Foreigners seeking a permanent partner visa in Australia will have to pass an English test, the country’s government plans.
The controversial prerequisite, if approved by parliament, would apply to applicants from mid-2021.
It would require them and their partners – who must be permanent residents – to reach a certain level.
Critics have called the change “discriminatory”, but the government says it will build “social cohesion”.
“We will require an applicant and a sponsor to have met functional level English or to have at least made reasonable efforts to learn English,” Immigration Minister Alan Tudge said.
In recent years, Australia’s conservative government has called for prospective migrants to face mandatory, rigorous testing on their English language skills.
More than one-fifth of Australia’s population speaks a language other than English at home, with the figure above 35% in the largest cities of Sydney and Melbourne.
Why has the government announced this?
Mr Tudge said there were about one million people living in Australia with poor or no English skills, which he argued limited their work and social skills.
He said the new changes would also help protect vulnerable immigrants from controlling partners.
“In some cases, the husband will not want his partner or wife to learn English. And in part that’s for control reasons,” he said.

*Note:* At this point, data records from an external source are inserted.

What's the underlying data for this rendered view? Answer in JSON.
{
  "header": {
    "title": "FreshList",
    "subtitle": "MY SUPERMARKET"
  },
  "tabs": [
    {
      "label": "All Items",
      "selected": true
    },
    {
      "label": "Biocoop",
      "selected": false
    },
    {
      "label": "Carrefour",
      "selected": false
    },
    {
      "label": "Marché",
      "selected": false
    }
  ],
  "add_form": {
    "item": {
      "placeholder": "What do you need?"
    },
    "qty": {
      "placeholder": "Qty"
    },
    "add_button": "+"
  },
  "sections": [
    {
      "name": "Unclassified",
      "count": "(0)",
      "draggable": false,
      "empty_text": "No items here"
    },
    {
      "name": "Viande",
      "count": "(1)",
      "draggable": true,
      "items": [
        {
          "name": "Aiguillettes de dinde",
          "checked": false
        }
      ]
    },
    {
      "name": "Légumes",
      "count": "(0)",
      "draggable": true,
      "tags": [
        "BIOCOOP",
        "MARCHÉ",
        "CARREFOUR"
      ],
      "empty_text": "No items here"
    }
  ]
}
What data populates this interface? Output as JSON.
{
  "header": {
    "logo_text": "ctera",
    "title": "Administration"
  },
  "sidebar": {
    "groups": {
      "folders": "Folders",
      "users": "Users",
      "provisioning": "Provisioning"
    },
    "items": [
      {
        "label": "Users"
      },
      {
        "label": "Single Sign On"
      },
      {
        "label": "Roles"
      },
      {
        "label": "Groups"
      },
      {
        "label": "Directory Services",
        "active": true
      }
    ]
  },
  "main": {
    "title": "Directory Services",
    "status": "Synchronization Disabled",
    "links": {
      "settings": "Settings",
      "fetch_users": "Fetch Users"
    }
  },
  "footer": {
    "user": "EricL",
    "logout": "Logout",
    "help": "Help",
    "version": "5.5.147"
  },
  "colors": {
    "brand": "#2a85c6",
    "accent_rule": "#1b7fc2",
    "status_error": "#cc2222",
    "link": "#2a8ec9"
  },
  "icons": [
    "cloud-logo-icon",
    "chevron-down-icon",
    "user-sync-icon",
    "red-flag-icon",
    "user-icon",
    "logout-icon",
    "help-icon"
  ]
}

He said “reasonable efforts to learn” would constitute an applicant taking about 500 hours of English classes which would be available under a free government programme.
What’s been the reaction?
The Labor opposition said the partner visa changes “take us back to the 1950s”.
“English proficiency isn’t a test of someone’s love,” said Andrew Giles, shadow minister for multicultural affairs.
Couples facing the partner application process have told local media the requirement is an “additional burden” to the existing two-stage application process.
Currently there is a two-year waiting period for permanent partner visas, and applications start from A$7,715 (£4,260; $5,500).
About 40,000 visas were granted in 2017-2018 according to the most recent figures, and there were double that number in pending applications.
The new requirement has also sparked public criticism in a nation where over 300 languages are spoken.
Australia is forecast to see its first drop in net overseas migration since World World Two due to the coronavirus pandemic.